We don’t know much about our parents as being young parents.

Friday Notes #61 — Knowing Our Parents
Photo by Pablo Hermoso on Unsplash

How much do we know about our parents? What do we know about their life when they were our age or even younger? How did they act in social events, with us as kids, with their colleagues? So many questions, so few answers. Even if I asked my older sister many times, she doesn’t remember much that I would like to know. In the article “Time ensures children never know their parents young.” the author, as a father, is looking for similar answers.

As I father myself, I was trying to recall a clear memory of how my parents were when they were young, and I was a baby. Sadly, I do not have such vivid memory. — Mere Civilian

As I’m getting older, my curiosity for my parents when they were younger grew over time. Sure, I could have asked them more questions, so they could have recounted their stories. It would have been great. But I didn’t because I was busy growing up.

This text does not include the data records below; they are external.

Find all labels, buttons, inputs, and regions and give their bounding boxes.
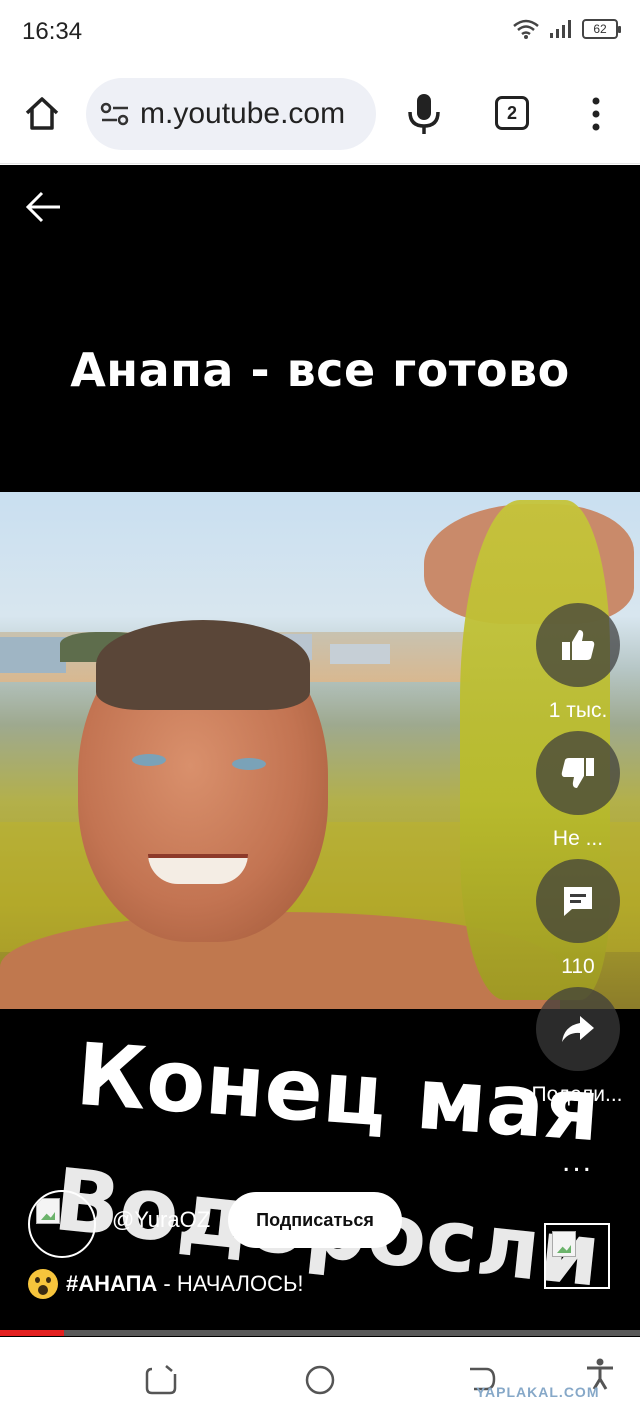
battery-icon: 62: [582, 19, 621, 39]
video-title[interactable]: #АНАПА - НАЧАЛОСЬ!: [28, 1269, 304, 1299]
system-nav-bar: [0, 1337, 640, 1423]
comments-button[interactable]: 110: [536, 859, 620, 979]
back-arrow-icon[interactable]: [24, 189, 64, 225]
tabs-count-button[interactable]: 2: [495, 96, 529, 130]
more-options-icon[interactable]: [586, 94, 606, 134]
broken-image-icon: [36, 1198, 60, 1224]
channel-avatar[interactable]: [28, 1190, 96, 1258]
dislike-button[interactable]: Не ...: [536, 731, 620, 851]
sound-thumbnail[interactable]: [544, 1223, 610, 1289]
share-icon: [562, 1016, 594, 1042]
channel-handle[interactable]: @YuraOZ: [112, 1207, 210, 1233]
thumbs-up-icon: [562, 630, 595, 660]
wifi-icon: [513, 19, 539, 39]
home-icon[interactable]: [22, 94, 62, 134]
broken-image-icon: [552, 1231, 576, 1257]
progress-fill: [0, 1330, 64, 1336]
status-bar: 16:34 62: [0, 0, 640, 64]
address-bar[interactable]: m.youtube.com: [86, 78, 376, 150]
browser-toolbar: m.youtube.com 2: [0, 64, 640, 164]
like-button[interactable]: 1 тыс.: [536, 603, 620, 723]
like-count: 1 тыс.: [548, 699, 608, 722]
comment-icon: [564, 887, 592, 916]
subscribe-button[interactable]: Подписаться: [228, 1192, 402, 1248]
progress-bar[interactable]: [0, 1330, 640, 1336]
share-button[interactable]: Подели...: [531, 987, 623, 1107]
dislike-label: Не ...: [552, 827, 604, 850]
shorts-player[interactable]: Анапа - все готово Конец мая Водоросли 1…: [0, 165, 640, 1337]
thumbs-down-icon: [561, 758, 594, 788]
video-title-hashtag[interactable]: #АНАПА: [66, 1271, 157, 1296]
status-time: 16:34: [22, 18, 83, 45]
status-icons: 62: [512, 18, 621, 40]
scream-emoji-icon: [28, 1269, 58, 1299]
microphone-icon[interactable]: [404, 92, 444, 136]
site-settings-icon[interactable]: [100, 101, 130, 127]
comment-count: 110: [561, 955, 595, 978]
home-nav-icon[interactable]: [303, 1363, 337, 1397]
watermark: YAPLAKAL.COM: [476, 1384, 600, 1400]
recent-apps-icon[interactable]: [144, 1363, 178, 1397]
share-label: Подели...: [531, 1083, 623, 1106]
video-title-text: - НАЧАЛОСЬ!: [157, 1271, 304, 1296]
url-text: m.youtube.com: [140, 97, 346, 130]
video-top-caption: Анапа - все готово: [70, 343, 570, 397]
signal-icon: [550, 20, 571, 38]
more-actions-button[interactable]: ...: [562, 1145, 593, 1179]
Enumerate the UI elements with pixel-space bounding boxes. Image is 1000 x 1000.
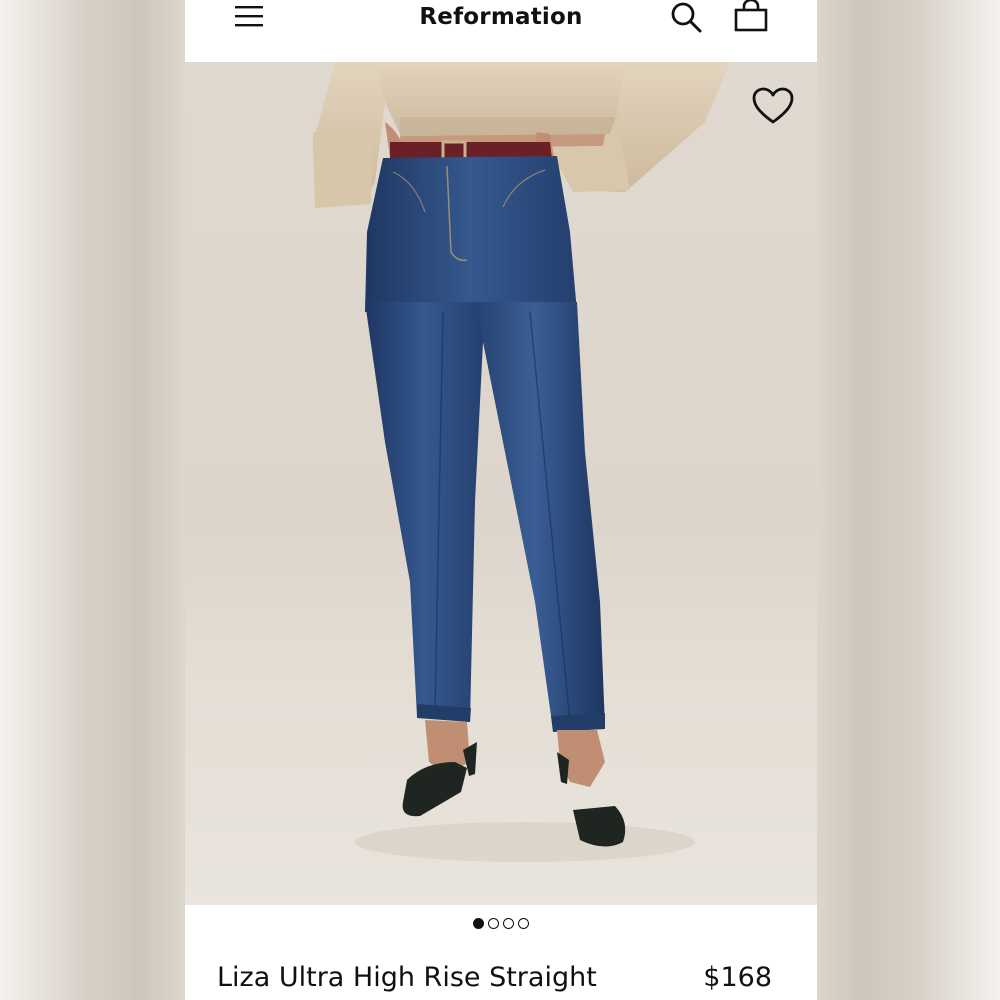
heart-icon[interactable]	[751, 86, 795, 126]
shopping-bag-icon[interactable]	[733, 0, 769, 34]
top-header: Reformation	[185, 0, 817, 62]
product-image[interactable]	[185, 62, 817, 905]
carousel-dot-1[interactable]	[473, 918, 484, 930]
carousel-dot-3[interactable]	[503, 918, 514, 930]
phone-screen: Reformation Liza Ultra High Rise Straigh…	[185, 0, 817, 1000]
carousel-dot-2[interactable]	[488, 918, 499, 930]
product-info-row: Liza Ultra High Rise Straight $168	[217, 958, 772, 998]
product-name[interactable]: Liza Ultra High Rise Straight	[217, 958, 597, 998]
product-photo	[185, 62, 817, 905]
product-price: $168	[703, 962, 772, 993]
carousel-dot-4[interactable]	[518, 918, 529, 930]
search-icon[interactable]	[669, 0, 703, 34]
carousel-dots	[185, 915, 817, 933]
brand-logo[interactable]: Reformation	[185, 0, 817, 34]
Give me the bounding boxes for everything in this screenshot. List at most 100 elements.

When we were young kids, we didn’t get to appreciate our young parents from a distance with mature eyes. If we could, it seems to me that we would have learned so many things, not only about them as parents but also about how to be a parent. As we don’t have access to their past, it’s hard to learn lessons. I remember seeing my parents with my kids but it wasn’t the same.

How can we, as parents, ensure that our kids have better access to us once they get older, and we’re no longer walking on earth? Taking pictures and videos of ourselves in mundane situations is certainly helping a lot. We have all the tools to do so. As you might know, the best camera is the one that you’ve got with you, the smartphone. There is no excuse. Documenting our lives seems to be the only way, the modern way.

I wish I knew my parents better. This digitized clip is from a family Super8 film in the mid-fifties. I see my parents together during a marriage celebration. My father has black glasses looking at the camera, my mother is beside him. I wasn’t even born. Fascinating. I looked at this clip and many others from the same film so many times.